Developer experience:

  • custom __repr__ for step and algorithm, showing what exactly (step-by-step) happens in these classes
  • add metaclass that will stop users from overriding __init__ and __call__ for Algorithm and Step

Development setup

All necessary testing and linting can be run in docker, so you don't need to install anythong locally (in particular, you don't need to install spark).

After making changes to the code, make sure to re-build the docker image:

docker-compose build

This step can be long, but only for the 1st time.

After that, most common tasks have dedicated docker-compose services that can be run:

# run most tests very quickly:
docker-compose up test

# run all tests (including the long ones):
docker-compose up test-long

# run linter:
docker-compose up lint

The last 2 commands are also automatically performed by github workflow for every pull request to the master branch, so there is no need to run long tests locally.

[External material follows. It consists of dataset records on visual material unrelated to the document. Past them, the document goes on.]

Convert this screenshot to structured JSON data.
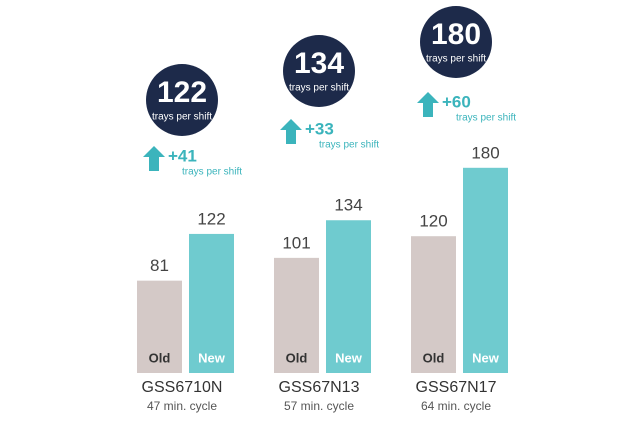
{
  "chart_data": {
    "type": "bar",
    "categories": [
      "GSS6710N",
      "GSS67N13",
      "GSS67N17"
    ],
    "subcategories": [
      "47 min. cycle",
      "57 min. cycle",
      "64 min. cycle"
    ],
    "series": [
      {
        "name": "Old",
        "color": "#d4c9c7",
        "values": [
          81,
          101,
          120
        ]
      },
      {
        "name": "New",
        "color": "#6fcbcf",
        "values": [
          122,
          134,
          180
        ]
      }
    ],
    "unit_label": "trays per shift",
    "gains": {
      "values": [
        41,
        33,
        60
      ],
      "value_labels": [
        "+41",
        "+33",
        "+60"
      ],
      "color": "#3bb4bc"
    },
    "badge_color": "#1d2a4a"
  }
}
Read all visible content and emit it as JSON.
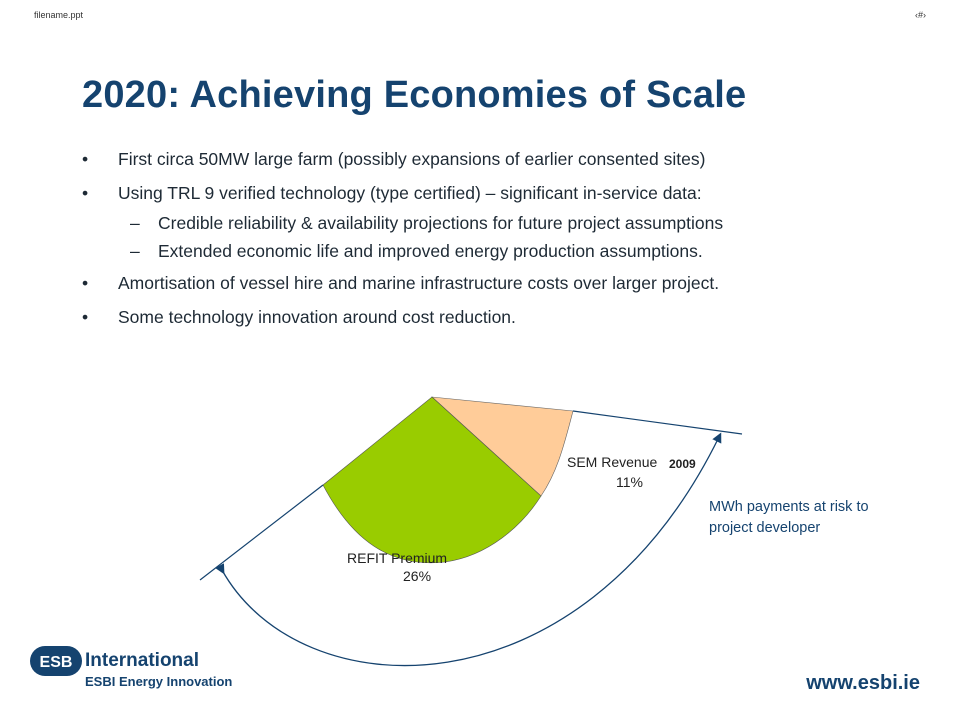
{
  "header": {
    "filename": "filename.ppt",
    "slide_number": "‹#›"
  },
  "title": "2020:  Achieving Economies of Scale",
  "bullets": [
    {
      "text": "First circa 50MW large farm (possibly expansions of earlier consented sites)"
    },
    {
      "text": "Using TRL 9 verified technology (type certified) – significant in-service data:"
    },
    {
      "text": "Amortisation of vessel hire and marine infrastructure costs over larger project."
    },
    {
      "text": "Some technology innovation around cost reduction."
    }
  ],
  "sub_bullets": [
    "Credible reliability & availability projections for future project assumptions",
    "Extended economic life and improved energy production assumptions."
  ],
  "bullet_symbol": "•",
  "dash_symbol": "–",
  "diagram": {
    "sem_label": "SEM Revenue",
    "sem_pct": "11%",
    "refit_label": "REFIT Premium",
    "refit_pct": "26%",
    "year": "2009",
    "risk_text": "MWh payments at risk to project developer",
    "colors": {
      "refit": "#99cc00",
      "sem": "#ffcc99",
      "outline": "#15436f"
    }
  },
  "footer": {
    "logo_text": "ESB",
    "company": "International",
    "division": "ESBI Energy Innovation",
    "url": "www.esbi.ie"
  }
}
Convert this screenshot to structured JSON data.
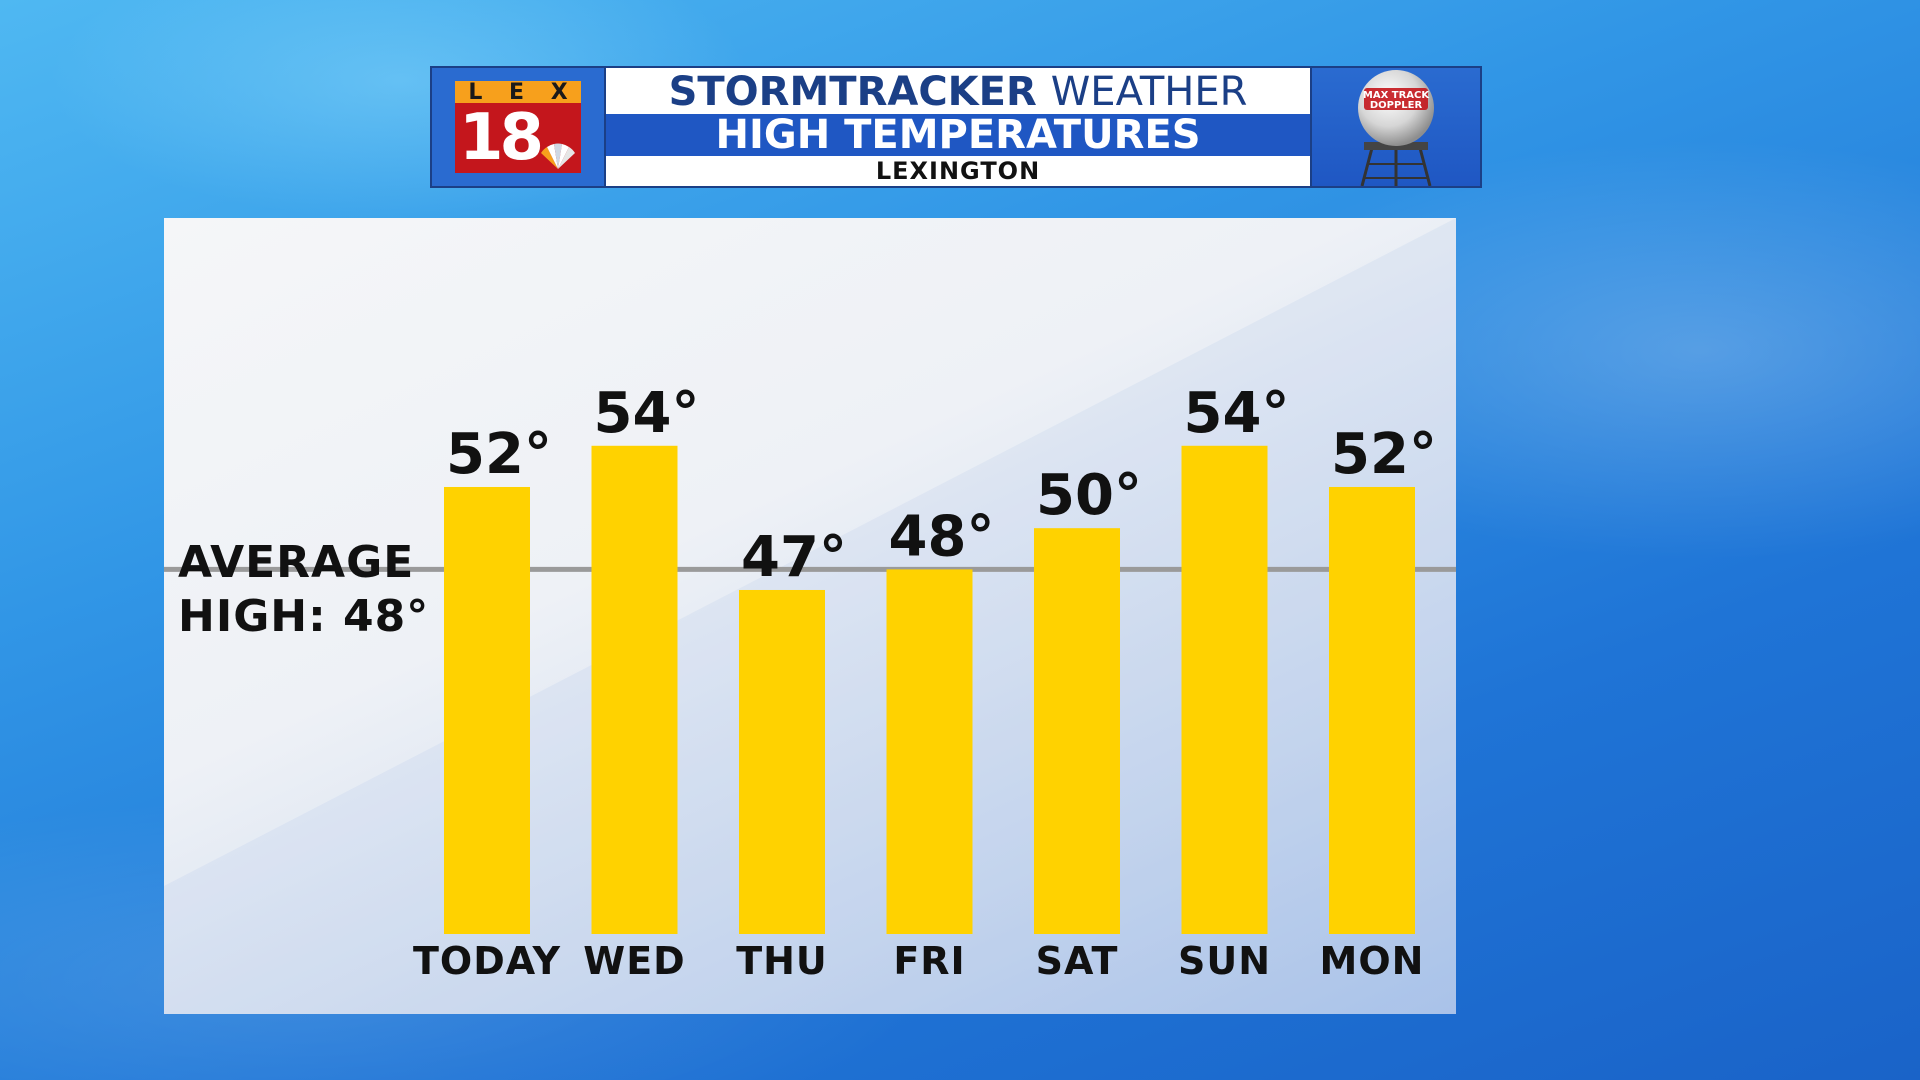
{
  "header": {
    "logo_letters": [
      "L",
      "E",
      "X"
    ],
    "logo_number": "18",
    "title_line1_a": "STORMTRACKER",
    "title_line1_b": "WEATHER",
    "title_line2": "HIGH TEMPERATURES",
    "title_line3": "LEXINGTON",
    "doppler_line1": "MAX TRACK",
    "doppler_line2": "DOPPLER"
  },
  "average": {
    "line1": "AVERAGE",
    "line2": "HIGH: 48°"
  },
  "chart_data": {
    "type": "bar",
    "title": "HIGH TEMPERATURES",
    "categories": [
      "TODAY",
      "WED",
      "THU",
      "FRI",
      "SAT",
      "SUN",
      "MON"
    ],
    "values": [
      52,
      54,
      47,
      48,
      50,
      54,
      52
    ],
    "value_labels": [
      "52°",
      "54°",
      "47°",
      "48°",
      "50°",
      "54°",
      "52°"
    ],
    "reference_line": 48,
    "xlabel": "",
    "ylabel": "",
    "bar_color": "#ffd200",
    "reference_line_color": "#9a9a9a",
    "grid": false
  }
}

Docker containers can be also used to run custom commands, for example:

# open bash and run anything you want inside the container:
docker-compose run test bash

# run tests from a single file, first failed test will open a debugger:
docker-compose run test poetry run pytest -x --pdb tests/examples/test_tera_sort.py

You may wish to setup poetry project locally (even without Apache Spark installation) for your editor/ide to use of flake8 linter, black formatter and other tools with the same settings as in docker (which are the same in CI).

To do this, you need Python 3.7 and poetry installed. Simply run poetry install to create a virtual environment and install all dependencies.

To see the detailed spark and poetry setup, visit kowaalczyk/pyspark-dev docker repository, which is the base for this development image.